Microsoft Working On Tech To Monitor How Engaged You Are At Work
Having your boss lurking over your shoulder for a few seconds is uncomfortable enough, but what if every movement you made at work was recorded and analysed?
It sounds like something out of a tech dystopia, but if Microsoft gets its way, this could be the future of office life. The tech giant has filed a patent for a system that could record employees’ body language during meetings, and ‘score’ them based on their participation.
The idea is to use sensors in a meeting room to monitor the activities of participants and provide an ‘overall quality score’ for individual workers. According to the patent, which was filed in July but only recently made public, the system could monitor body language and facial expressions, the number of times someone spoke up in a meeting, as well as speech patterns ‘consistent with boredom and fatigue.’
If that wasn’t worrying enough, the technology could also be installed on smartphones, to monitor whether people were using their devices for other things during meetings.
Microsoft say that the system is designed to improve the quality of meetings, rather than keep track of individual employees.
According to BBC News, the patent states:
Many organisations are plagued by overly long, poorly attended, and recurring meetings that could be modified and/or avoided if more information regarding meeting quality was available
But if this all sounds seriously invasive, you’re not alone. Several privacy rights groups have heavily criticised the idea, saying it would be a ‘major step back for worker’s rights.’
This type of employee surveillance software obstructs diversity in workplaces by operating on the false premise that there is a uniform, normative way that people work optimally,
A lot of surveillance tech is marketed as ‘innovative’ but in reality is astoundingly retrograde.

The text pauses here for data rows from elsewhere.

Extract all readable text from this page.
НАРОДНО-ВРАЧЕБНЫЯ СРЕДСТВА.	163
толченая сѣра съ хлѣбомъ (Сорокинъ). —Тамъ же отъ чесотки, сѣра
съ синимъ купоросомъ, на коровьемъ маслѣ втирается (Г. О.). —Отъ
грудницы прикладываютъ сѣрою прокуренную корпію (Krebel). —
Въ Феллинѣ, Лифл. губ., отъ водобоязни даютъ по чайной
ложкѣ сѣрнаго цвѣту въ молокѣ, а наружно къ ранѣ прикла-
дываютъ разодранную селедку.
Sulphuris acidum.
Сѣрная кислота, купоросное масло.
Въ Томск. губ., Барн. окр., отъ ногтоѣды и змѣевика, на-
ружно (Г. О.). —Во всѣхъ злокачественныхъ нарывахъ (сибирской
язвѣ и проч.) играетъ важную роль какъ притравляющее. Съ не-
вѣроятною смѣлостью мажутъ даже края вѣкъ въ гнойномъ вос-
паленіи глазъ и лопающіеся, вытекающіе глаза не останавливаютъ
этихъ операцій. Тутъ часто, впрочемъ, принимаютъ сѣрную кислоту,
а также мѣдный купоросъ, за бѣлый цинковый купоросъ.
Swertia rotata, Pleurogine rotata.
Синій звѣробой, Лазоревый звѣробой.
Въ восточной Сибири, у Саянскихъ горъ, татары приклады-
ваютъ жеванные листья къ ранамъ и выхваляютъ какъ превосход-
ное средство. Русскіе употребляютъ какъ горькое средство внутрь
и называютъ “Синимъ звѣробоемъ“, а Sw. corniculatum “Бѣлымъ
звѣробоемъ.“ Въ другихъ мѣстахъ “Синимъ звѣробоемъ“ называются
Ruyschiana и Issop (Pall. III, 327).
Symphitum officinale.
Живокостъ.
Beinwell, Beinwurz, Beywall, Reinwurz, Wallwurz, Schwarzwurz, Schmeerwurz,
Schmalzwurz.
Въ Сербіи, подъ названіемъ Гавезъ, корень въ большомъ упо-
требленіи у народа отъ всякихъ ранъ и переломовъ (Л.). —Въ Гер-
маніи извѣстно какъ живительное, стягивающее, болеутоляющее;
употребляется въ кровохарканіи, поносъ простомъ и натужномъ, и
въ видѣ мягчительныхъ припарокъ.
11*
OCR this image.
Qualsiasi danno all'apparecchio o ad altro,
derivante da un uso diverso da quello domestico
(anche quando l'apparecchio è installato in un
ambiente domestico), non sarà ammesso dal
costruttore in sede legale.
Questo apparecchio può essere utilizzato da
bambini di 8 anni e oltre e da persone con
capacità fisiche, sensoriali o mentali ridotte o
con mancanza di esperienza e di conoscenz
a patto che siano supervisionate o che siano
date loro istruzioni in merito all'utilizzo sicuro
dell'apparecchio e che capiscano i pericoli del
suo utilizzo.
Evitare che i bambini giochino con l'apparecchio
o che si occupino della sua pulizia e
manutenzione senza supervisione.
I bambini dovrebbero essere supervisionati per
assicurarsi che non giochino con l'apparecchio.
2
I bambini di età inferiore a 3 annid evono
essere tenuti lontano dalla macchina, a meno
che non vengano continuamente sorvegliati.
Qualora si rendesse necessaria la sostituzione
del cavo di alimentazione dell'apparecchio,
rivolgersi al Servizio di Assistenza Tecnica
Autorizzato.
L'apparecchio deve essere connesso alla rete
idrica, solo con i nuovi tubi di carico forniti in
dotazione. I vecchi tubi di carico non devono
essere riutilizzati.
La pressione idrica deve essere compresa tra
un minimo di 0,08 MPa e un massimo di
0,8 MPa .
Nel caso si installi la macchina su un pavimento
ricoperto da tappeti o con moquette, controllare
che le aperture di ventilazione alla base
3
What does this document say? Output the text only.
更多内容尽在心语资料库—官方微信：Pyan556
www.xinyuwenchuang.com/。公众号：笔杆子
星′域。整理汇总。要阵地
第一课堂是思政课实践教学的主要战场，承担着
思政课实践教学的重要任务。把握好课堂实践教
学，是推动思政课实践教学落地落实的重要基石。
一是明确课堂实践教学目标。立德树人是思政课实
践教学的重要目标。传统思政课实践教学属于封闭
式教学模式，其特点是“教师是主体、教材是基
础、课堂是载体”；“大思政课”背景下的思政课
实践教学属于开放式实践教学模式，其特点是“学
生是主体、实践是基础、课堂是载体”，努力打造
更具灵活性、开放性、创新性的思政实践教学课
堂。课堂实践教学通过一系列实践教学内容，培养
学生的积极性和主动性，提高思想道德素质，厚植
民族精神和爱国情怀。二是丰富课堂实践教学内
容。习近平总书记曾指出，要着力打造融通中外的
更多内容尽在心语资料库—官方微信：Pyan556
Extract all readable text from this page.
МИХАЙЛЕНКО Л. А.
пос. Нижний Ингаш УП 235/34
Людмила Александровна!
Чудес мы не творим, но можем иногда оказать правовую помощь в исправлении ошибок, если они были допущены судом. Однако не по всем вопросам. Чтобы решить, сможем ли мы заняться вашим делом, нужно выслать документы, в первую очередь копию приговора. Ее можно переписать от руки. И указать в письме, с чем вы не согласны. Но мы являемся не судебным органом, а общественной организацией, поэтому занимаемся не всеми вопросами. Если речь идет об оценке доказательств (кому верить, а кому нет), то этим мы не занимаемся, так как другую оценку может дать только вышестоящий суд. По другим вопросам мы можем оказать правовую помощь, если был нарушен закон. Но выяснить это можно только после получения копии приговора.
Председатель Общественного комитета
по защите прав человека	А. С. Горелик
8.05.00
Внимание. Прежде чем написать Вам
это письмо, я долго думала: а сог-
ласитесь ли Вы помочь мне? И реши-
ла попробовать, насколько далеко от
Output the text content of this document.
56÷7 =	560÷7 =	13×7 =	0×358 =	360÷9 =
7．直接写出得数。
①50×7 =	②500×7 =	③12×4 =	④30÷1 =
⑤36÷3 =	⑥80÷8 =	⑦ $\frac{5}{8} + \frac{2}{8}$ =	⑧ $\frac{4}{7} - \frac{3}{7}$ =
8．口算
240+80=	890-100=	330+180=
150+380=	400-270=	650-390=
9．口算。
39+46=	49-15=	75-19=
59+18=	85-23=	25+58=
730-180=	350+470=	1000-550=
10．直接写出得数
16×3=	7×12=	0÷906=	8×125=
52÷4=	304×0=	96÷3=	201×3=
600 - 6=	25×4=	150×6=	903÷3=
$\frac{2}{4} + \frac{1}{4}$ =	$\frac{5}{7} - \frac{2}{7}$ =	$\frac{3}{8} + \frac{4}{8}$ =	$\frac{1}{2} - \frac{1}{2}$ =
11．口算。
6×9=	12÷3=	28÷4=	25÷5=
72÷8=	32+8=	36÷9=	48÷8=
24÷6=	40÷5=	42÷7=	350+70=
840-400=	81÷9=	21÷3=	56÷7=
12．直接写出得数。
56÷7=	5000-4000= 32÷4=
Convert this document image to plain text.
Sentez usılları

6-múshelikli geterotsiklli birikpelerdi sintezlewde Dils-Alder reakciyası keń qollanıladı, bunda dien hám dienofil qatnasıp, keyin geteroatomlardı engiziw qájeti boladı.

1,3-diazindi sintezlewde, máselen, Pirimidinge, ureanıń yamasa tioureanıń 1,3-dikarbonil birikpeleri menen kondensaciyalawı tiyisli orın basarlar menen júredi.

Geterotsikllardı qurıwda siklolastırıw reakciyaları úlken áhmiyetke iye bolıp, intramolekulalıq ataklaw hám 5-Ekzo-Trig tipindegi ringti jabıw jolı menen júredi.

And just because most offices are closed at the moment, that doesn’t mean your boss can’t track you while you’re working from home too. Microsoft recently demonstrated a similar monitoring tool that collects data on individual employees use of Microsoft 365 Office tools, which include Outlook emails and Teams calls. This remote working surveillance faced similar backlash, with Microsoft defending the product by saying it was mainly designed to promote ‘digital transformation’.
There’s no word yet on when this latest productivity tool will be launched, but now might be a good time to brush up on your fake listening skills.